0. https://jamanetwork.com/journals/jama/fullarticle/2752467

Tarq0n · on Oct 13, 2019

Could easily be type I error. That's the problem with null hypothesis testing. You can't confidently say that the intervention caused the observed change without replication.

cheez · on Oct 13, 2019

I feel like a "best retraction of the year" award with a real monetary prize would be a good incentive to keep these coming.

killjoywashere · on Oct 13, 2019

How does this stand up as a post-mortem? Sufficient? Is there a standard for post-mortems?

user5994461 · on Oct 13, 2019

Curious what is the incentive for an author to retract a study?

Shoulnd't they just leave it out? Continuing to accrue more publications and quotes, or whatever the metrics are in research.

zitterbewegung · on Oct 13, 2019

Well other than academic integrity and general honesty if people can't reproduce your research you might not keep your job.

ImaCake · on Oct 13, 2019

>Over the course of this reanalysis, we detected an error in imputing missing values for the SGRQ, whereby the worst possible score (100) was incorrectly imputed for missing values of participants who had died beyond the 6-month study period. The correct approach would have been to classify those values as missing because those participants had not died by the 6 months after discharge study end point.

The reassignment error is possibly forgivable, but I think this second error should have been easier to catch and is much less easy to forgive.

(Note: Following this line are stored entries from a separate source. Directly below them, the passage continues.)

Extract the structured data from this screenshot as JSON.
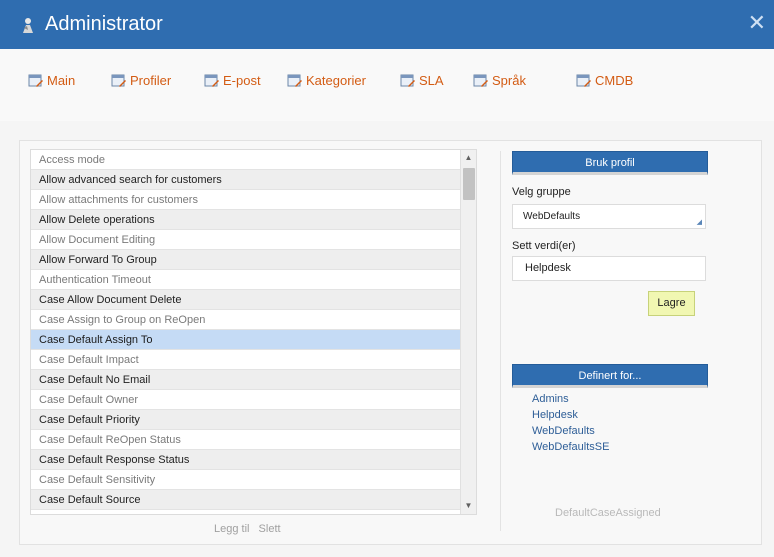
{
  "window": {
    "title": "Administrator",
    "close_label": "✕"
  },
  "nav": {
    "items": [
      {
        "label": "Main"
      },
      {
        "label": "Profiler"
      },
      {
        "label": "E-post"
      },
      {
        "label": "Kategorier"
      },
      {
        "label": "SLA"
      },
      {
        "label": "Språk"
      },
      {
        "label": "CMDB"
      }
    ]
  },
  "list": {
    "items": [
      "Access mode",
      "Allow advanced search for customers",
      "Allow attachments for customers",
      "Allow Delete operations",
      "Allow Document Editing",
      "Allow Forward To Group",
      "Authentication Timeout",
      "Case Allow Document Delete",
      "Case Assign to Group on ReOpen",
      "Case Default Assign To",
      "Case Default Impact",
      "Case Default No Email",
      "Case Default Owner",
      "Case Default Priority",
      "Case Default ReOpen Status",
      "Case Default Response Status",
      "Case Default Sensitivity",
      "Case Default Source"
    ],
    "selected_label": "Case Default Assign To",
    "actions": {
      "add": "Legg til",
      "delete": "Slett"
    }
  },
  "panel": {
    "apply_profile_label": "Bruk profil",
    "group_label": "Velg gruppe",
    "group_value": "WebDefaults",
    "value_label": "Sett verdi(er)",
    "value": "Helpdesk",
    "save_label": "Lagre",
    "defined_for_label": "Definert for...",
    "defined_for": [
      "Admins",
      "Helpdesk",
      "WebDefaults",
      "WebDefaultsSE"
    ],
    "footer_value": "DefaultCaseAssigned"
  },
  "colors": {
    "titlebar": "#2f6db0",
    "nav_link": "#d35c14",
    "selected_row": "#c5dbf5",
    "save_button": "#f1f7b2",
    "defined_link": "#2e5e97"
  }
}
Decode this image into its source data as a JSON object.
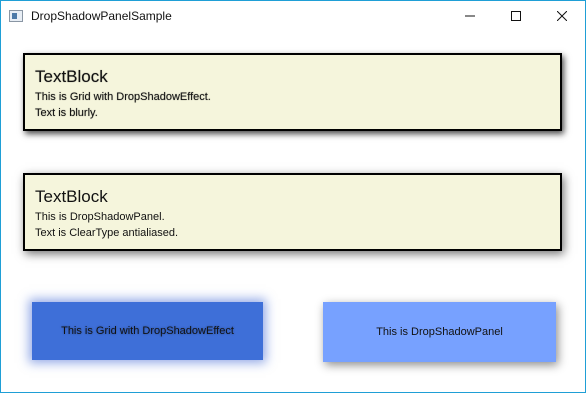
{
  "window": {
    "title": "DropShadowPanelSample",
    "icon": "app-window-icon",
    "controls": [
      "minimize-icon",
      "maximize-icon",
      "close-icon"
    ],
    "accent": "#1f9fd6"
  },
  "grid_panel": {
    "heading": "TextBlock",
    "line1": "This is Grid with DropShadowEffect.",
    "line2": "Text is blurly.",
    "background": "#f5f5dc"
  },
  "shadow_panel": {
    "heading": "TextBlock",
    "line1": "This is DropShadowPanel.",
    "line2": "Text is ClearType antialiased.",
    "background": "#f5f5dc"
  },
  "blue_grid": {
    "label": "This is Grid with DropShadowEffect",
    "background": "#3e6fd8"
  },
  "blue_shadow_panel": {
    "label": "This is DropShadowPanel",
    "background": "#77a1ff"
  }
}
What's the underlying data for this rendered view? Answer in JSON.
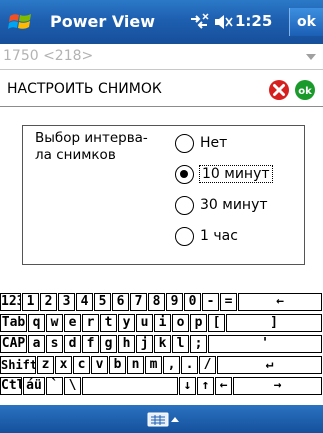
{
  "titlebar": {
    "app_title": "Power View",
    "clock": "1:25",
    "ok_label": "ok"
  },
  "dropdown": {
    "value": "1750 <218>"
  },
  "header": {
    "title": "НАСТРОИТЬ СНИМОК"
  },
  "form": {
    "label_line1": "Выбор интерва-",
    "label_line2": "ла снимков",
    "options": [
      {
        "label": "Нет",
        "selected": false
      },
      {
        "label": "10 минут",
        "selected": true
      },
      {
        "label": "30 минут",
        "selected": false
      },
      {
        "label": "1 час",
        "selected": false
      }
    ]
  },
  "keyboard": {
    "rows": [
      [
        "123",
        "1",
        "2",
        "3",
        "4",
        "5",
        "6",
        "7",
        "8",
        "9",
        "0",
        "-",
        "=",
        "←"
      ],
      [
        "Tab",
        "q",
        "w",
        "e",
        "r",
        "t",
        "y",
        "u",
        "i",
        "o",
        "p",
        "[",
        "]"
      ],
      [
        "CAP",
        "a",
        "s",
        "d",
        "f",
        "g",
        "h",
        "j",
        "k",
        "l",
        ";",
        "'"
      ],
      [
        "Shift",
        "z",
        "x",
        "c",
        "v",
        "b",
        "n",
        "m",
        ",",
        ".",
        "/",
        "↵"
      ],
      [
        "Ctl",
        "áü",
        "`",
        "\\",
        "",
        "↓",
        "↑",
        "←",
        "→"
      ]
    ]
  },
  "colors": {
    "titlebar": "#1e5fb0",
    "cancel_red": "#d62020",
    "ok_green": "#1a9a2a"
  }
}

A simple filter check between possible score and some other status variable in the dataset would of caught this mistake. I am doing a Masters in Biostatistics and this kind of checking is being taught to us early on, I hope there is more focus on it later to help avoid mistakes like this.

tomrod · on Oct 13, 2019

Even when following every protocol, everyone will screw up at some point.

The authors' approach is the correct way to deal with a screw up in the academic/research context -- broad communication, transparent assessment of the mistake, eager explanation.

codetrotter · on Oct 13, 2019

Trivial errors can slip through the cracks easily.

For example, people sometimes misspell “would’ve” as “would of” even if they actually know that the latter spelling is actually incorrect.

Pointing fingers is easy after the fact, but spotting every possible error all of the time – no one is able to do that.

I’ve even made that very same spelling mistake you did a time or two myself even though I try really hard to be correct in spelling and in all aspects of grammar, and even though I am well aware that “would of” is just plain wrong. We all slip up, and sometimes we do so in embarrassing ways. Especially when we are lacking sleep or when we are otherwise exhausted.

tomrod · on Oct 13, 2019

Exactly.

The notion of "failing forward" is somewhat related here -- don't focus on the blame game when addressing honest mistakes. (Fraud is a different matter). Focus on rectifying then moving forward.